Professional ratings
Review scores
| Source | Rating |
| Allmusic | Star Half star |
| Rolling Stone | Star |

==Track listing==

Note: The BMGSP reissue of this album replaces the full versions of "Mountain Music" and "Take Me Down" with their single edits.

| No. | Title | Writer(s) | Lead singer | Length |
|---|---|---|---|---|
| 1. | "Mountain Music" | Randy Owen | Randy Owen, Jeff Cook, Teddy Gentry | 4:12 |
| 2. | "Close Enough to Perfect" | Carl Chambers | Randy Owen | 3:34 |
| 3. | "Words at Twenty Paces" | Hugh Moffatt | Randy Owen | 3:54 |
| 4. | "Changes Comin' On" | Buddy Cannon, Jimmy Darrell, Dean Dillon | Randy Owen | 6:51 |
| 5. | "Green River" | John Fogerty | Jeff Cook | 2:51 |
| 6. | "Take Me Down" | Mark Gray, J.P. Pennington | Randy Owen | 4:53 |
| 7. | "You Turn Me On" | Teddy Gentry, Owen | Randy Owen | 3:11 |
| 8. | "Never Be One" | Gentry | Teddy Gentry | 2:46 |
| 9. | "Lovin' You Is Killin' Me" | Cook | Jeff Cook | 3:00 |
| 10. | "Gonna Have a Party" | Bruce Channel, Cliff Cochran, Kieran Kane | Randy Owen, Jeff Cook, Teddy Gentry | 4:09 |

== Personnel ==

===Alabama===
- Jeff Cook - vocals, lead guitar, and fiddle, lead vocals on "Green River" and "Lovin' You Is Killin' Me"
- Teddy Gentry - vocals and bass guitar, lead vocals on "Never Be One"
- Mark Herndon - drums and percussion
- Randy Owen - lead vocals and rhythm guitar

Owen, Cook and Gentry share lead vocals on "Gonna Have a Party" and one verse of "Mountain Music"

===Additional musicians===
- Hayward Bishop - drums
- Mark Casstevens - background vocals, guitar
- Michael Douchette - harmonica
- Jack Eubanks - guitar
- David Hanner - guitar
- David Humphreys - drums
- George Leo Jackson - guitar
- Jerry Kroon - drums
- Rodger Morris - keyboards, Synclavier II, Emulator, Prophet-5
- Fred Newell - guitar
- Larry Paxton - bass guitar
- William Rainsford - keyboards
- Dale Sellers - guitar
- W. David Smith - bass guitar
- Bruce Watkins - banjo

String arrangements by Kristin Wilkinson

==Production==
- Paul Goldberg - engineer
- Randy Kling - mastering
- David Lebon - photography
- Gene Rice - engineer
- Norman Seeff - photography
- Harold Shedd - producer, engineer

== Chart performance ==

=== Album ===
Mountain Music charted No. 1 on Billboard's Country Albums chart in 1982 and reached No. 14 on the all-genre Billboard 200 chart the same year.

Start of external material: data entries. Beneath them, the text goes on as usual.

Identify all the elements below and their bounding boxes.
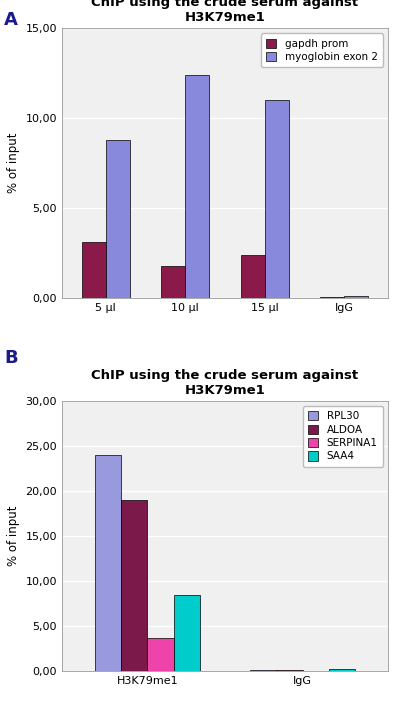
Bar: [241, 255, 265, 298]
Title: ChIP using the crude serum against
H3K79me1: ChIP using the crude serum against H3K79…: [92, 369, 358, 397]
Bar: [265, 100, 289, 298]
Bar: [161, 265, 185, 298]
Text: B: B: [4, 349, 18, 367]
Bar: [320, 297, 344, 298]
Bar: [250, 670, 276, 671]
Bar: [121, 500, 147, 671]
Bar: [94, 455, 121, 671]
Y-axis label: % of input: % of input: [7, 133, 20, 193]
Y-axis label: % of input: % of input: [7, 505, 20, 566]
Title: ChIP using the crude serum against
H3K79me1: ChIP using the crude serum against H3K79…: [92, 0, 358, 24]
Bar: [329, 669, 355, 671]
Bar: [147, 638, 174, 671]
Bar: [106, 140, 130, 298]
Bar: [344, 297, 368, 298]
Bar: [174, 595, 200, 671]
Bar: [185, 75, 209, 298]
Bar: [82, 242, 106, 298]
Text: A: A: [4, 11, 18, 28]
Legend: RPL30, ALDOA, SERPINA1, SAA4: RPL30, ALDOA, SERPINA1, SAA4: [303, 406, 383, 467]
Legend: gapdh prom, myoglobin exon 2: gapdh prom, myoglobin exon 2: [261, 33, 383, 68]
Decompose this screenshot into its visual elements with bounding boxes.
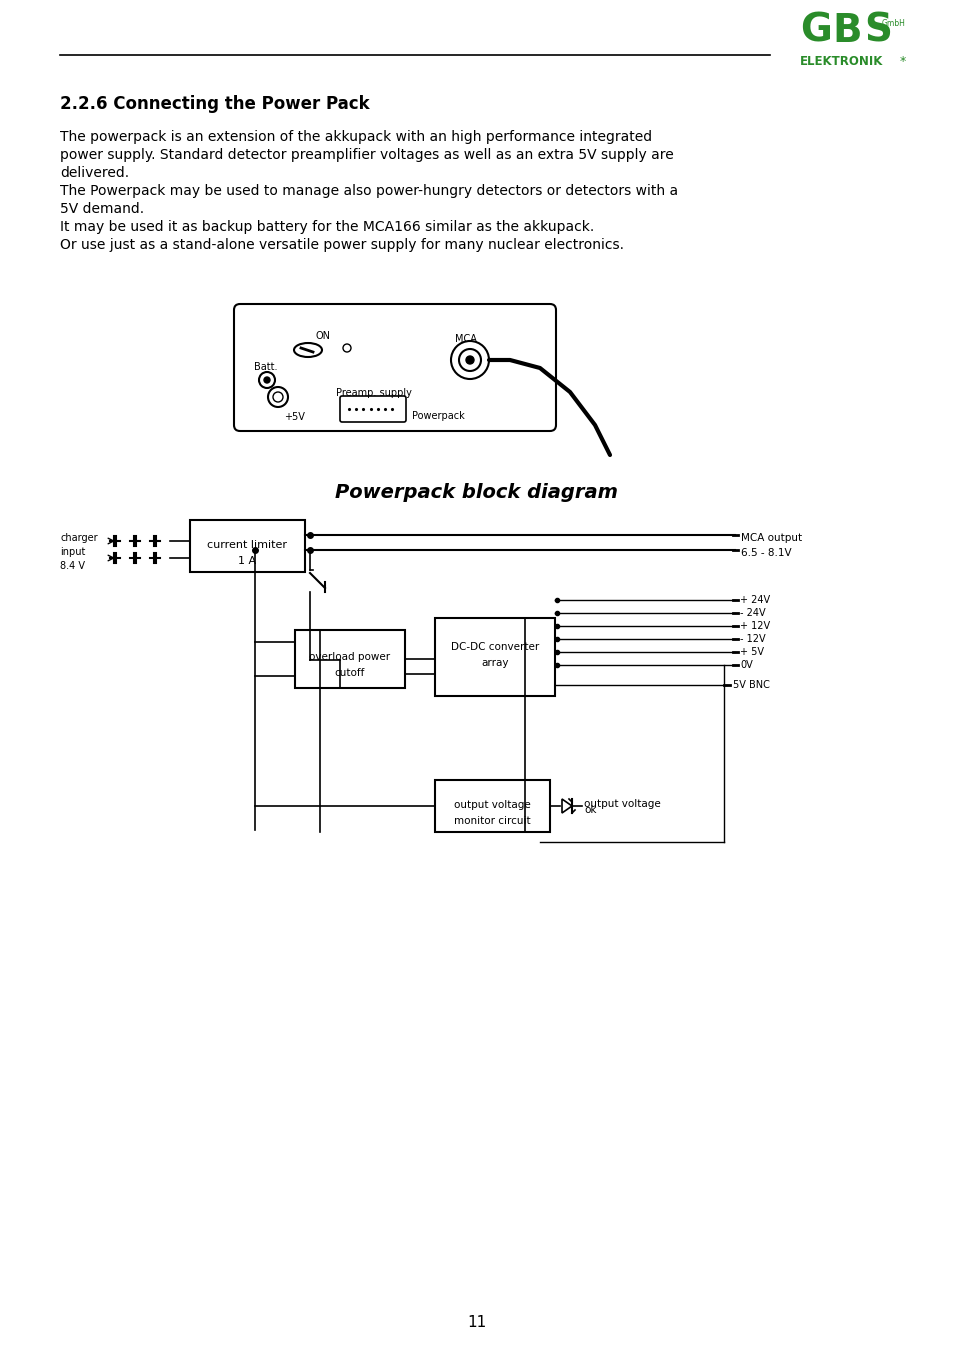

It won 1982's Grammy Award for "Best Country Performance by a Duo or Group with Vocals".

| Chart (1982) | Peak position |
|---|---|
| U.S. Billboard Top Country Albums | 1 |
| U.S. Billboard 200 | 14 |
| Canadian RPM Top Albums | 38 |

| Year End Chart (1982) | Peak position |
|---|---|
| U.S. Billboard Top Country Albums | 3 |
| U.S. Billboard 200 | 30 |

| Year End Chart (1983) | Peak position |
|---|---|
| U.S. Billboard Top Country Albums | 1 |
| U.S. Billboard 200 | 19 |

=== Singles ===
The album produced three hit singles, with the title song "Mountain Music" reaching No. 1 on the Billboard Hot Country Singles chart. The other two singles were successful in several markets: "Take Me Down", a No. 1 country hit, reached No. 18 on the Billboard Hot 100 and No. 5 on the Billboard Adult Contemporary Singles chart. "Close Enough to Perfect" charted No. 1 on the Hot Country Singles and No. 65 on the Billboard Hot 100.

Year: Single; Peak chart positions
US Country: US; US AC; CAN Country; CAN AC
1982: "Mountain Music"; 1; 101; —; 1; 1
"Take Me Down": 1; 18; 5; 1; 1
"Close Enough to Perfect": 1; 65; —; 1; —

===Certifications===

| Region | Certification | Certified units/sales |
| United States (RIAA) | 5× Platinum | 5,000,000^{^} |
^{^} Shipments figures based on certification alone.